U.S. Sector Rotation
A SYSTEMATIC APPROACH TO RELATIVE STRENGTH CAN HELP INVESTORS IDENTIFY MAJOR OPPORTUNITIES IN THE MARKET.
The idea behind the Sector Rotation model is that the economy operates in cycles, and at any given time, some sectors of the market may be up while others may be down. By investing in the best performing sectors and avoiding the worst, investors can maximize their growth during positive market environments.
The model examines over 20 different sector-specific SPDRs and iShares and then selects the top three scoring ETFs for the model which is rebalanced monthly.
This model uses our “downside risk protector” to move into cash and short-term investments to protect the portfolio during protracted markets declines.
Sharpe Ratio – the average return earned in excess of the risk-free rate. A higher Sharpe Ration is better
Risk-Free Rate – represents the interest an investor would expect from an absolutely risk-free investment over a specified period of time.
Sortino Ratio – another measure of risk that takes into account the downside deviation of the asset.

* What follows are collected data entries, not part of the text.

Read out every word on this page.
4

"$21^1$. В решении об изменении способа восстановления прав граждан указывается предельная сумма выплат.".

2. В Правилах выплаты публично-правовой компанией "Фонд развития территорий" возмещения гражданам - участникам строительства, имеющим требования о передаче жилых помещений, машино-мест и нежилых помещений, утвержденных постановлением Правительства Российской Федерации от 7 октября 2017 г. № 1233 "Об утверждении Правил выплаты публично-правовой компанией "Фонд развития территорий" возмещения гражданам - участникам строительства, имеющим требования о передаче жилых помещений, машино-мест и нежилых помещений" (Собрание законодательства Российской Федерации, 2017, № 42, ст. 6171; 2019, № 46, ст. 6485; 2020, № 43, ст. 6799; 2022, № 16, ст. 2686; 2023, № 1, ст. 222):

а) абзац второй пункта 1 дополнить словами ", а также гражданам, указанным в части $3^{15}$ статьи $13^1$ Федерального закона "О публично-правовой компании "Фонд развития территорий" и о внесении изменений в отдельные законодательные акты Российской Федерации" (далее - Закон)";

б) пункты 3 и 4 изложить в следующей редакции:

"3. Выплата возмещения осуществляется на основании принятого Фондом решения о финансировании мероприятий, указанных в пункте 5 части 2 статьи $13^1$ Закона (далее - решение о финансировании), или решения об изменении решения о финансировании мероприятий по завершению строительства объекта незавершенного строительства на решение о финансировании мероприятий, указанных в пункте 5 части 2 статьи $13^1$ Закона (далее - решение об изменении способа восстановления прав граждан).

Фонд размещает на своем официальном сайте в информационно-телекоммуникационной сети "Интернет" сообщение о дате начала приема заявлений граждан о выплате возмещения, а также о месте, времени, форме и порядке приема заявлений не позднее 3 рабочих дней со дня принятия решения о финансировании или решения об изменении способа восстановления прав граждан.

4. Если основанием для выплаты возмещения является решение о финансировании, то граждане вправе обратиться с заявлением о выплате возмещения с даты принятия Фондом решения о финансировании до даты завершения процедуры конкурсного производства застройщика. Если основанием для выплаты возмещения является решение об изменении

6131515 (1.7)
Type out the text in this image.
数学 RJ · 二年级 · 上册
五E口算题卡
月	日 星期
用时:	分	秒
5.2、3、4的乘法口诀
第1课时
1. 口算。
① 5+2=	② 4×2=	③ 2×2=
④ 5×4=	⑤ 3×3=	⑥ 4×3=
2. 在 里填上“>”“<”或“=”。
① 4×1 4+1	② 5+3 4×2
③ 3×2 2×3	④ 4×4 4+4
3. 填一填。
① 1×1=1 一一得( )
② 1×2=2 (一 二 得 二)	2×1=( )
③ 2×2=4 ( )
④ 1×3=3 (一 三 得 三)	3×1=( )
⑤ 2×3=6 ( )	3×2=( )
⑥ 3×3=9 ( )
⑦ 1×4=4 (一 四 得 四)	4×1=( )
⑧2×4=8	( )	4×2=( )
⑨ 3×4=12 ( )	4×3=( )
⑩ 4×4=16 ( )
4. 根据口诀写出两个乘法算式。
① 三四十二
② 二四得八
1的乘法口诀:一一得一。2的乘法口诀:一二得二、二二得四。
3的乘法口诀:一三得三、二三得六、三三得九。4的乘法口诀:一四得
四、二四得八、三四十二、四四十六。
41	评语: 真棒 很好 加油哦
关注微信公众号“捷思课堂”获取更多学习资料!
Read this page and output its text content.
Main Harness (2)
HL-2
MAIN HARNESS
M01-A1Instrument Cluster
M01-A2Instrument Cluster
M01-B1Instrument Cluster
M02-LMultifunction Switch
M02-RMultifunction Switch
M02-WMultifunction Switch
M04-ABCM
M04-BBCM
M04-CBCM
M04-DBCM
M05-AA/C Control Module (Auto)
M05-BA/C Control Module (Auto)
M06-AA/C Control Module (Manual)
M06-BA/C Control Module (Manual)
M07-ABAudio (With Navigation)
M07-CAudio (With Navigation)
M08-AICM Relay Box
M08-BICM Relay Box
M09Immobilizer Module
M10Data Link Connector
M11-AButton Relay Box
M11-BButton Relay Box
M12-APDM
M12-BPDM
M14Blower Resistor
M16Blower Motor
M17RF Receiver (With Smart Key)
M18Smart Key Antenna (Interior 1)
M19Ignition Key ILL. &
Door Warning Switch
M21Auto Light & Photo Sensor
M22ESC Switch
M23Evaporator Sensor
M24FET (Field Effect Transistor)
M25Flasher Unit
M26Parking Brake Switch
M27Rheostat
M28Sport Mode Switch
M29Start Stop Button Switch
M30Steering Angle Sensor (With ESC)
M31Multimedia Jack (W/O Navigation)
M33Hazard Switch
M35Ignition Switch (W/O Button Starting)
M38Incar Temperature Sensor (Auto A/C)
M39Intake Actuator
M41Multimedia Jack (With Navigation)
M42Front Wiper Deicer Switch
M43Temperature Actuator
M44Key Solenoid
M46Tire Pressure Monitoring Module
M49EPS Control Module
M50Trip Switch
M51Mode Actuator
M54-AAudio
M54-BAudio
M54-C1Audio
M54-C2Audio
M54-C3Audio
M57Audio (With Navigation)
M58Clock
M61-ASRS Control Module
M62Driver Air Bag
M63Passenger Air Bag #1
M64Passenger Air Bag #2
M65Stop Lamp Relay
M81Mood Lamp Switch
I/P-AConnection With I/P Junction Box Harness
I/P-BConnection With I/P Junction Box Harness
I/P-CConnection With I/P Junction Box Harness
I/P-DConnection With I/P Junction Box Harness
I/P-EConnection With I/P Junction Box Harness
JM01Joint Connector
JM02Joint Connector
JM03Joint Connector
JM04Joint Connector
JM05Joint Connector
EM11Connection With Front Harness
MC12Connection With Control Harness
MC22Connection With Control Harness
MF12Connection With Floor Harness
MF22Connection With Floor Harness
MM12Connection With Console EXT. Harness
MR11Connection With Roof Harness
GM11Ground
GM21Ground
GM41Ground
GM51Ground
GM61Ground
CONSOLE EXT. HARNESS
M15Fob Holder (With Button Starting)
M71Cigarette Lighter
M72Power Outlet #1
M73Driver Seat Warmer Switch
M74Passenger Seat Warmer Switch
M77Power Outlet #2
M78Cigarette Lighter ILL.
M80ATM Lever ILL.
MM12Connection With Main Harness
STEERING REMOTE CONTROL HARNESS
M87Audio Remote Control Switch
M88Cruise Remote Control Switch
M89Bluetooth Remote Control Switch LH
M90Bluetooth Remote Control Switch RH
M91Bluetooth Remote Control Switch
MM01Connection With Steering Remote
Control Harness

A higher Sortino Ratio is better.
What is Drawdown?
Drawdown is the measure from the highest high to the lowest low or peak to trough during a specific time period. It is an important measurement of risk. A larger drawdown requires a more significant increase in the security to recover.
Volatility measures the change in price of an investment. The higher the volatility, the higher the difference between the high and the low of an investment’s price.
The 12 Month Rolling ROR is the compound rate of return for the last 12 months. The rate of return is the gain or loss on an investment over a specified time period, expressed as a percentage of the investment’s cost.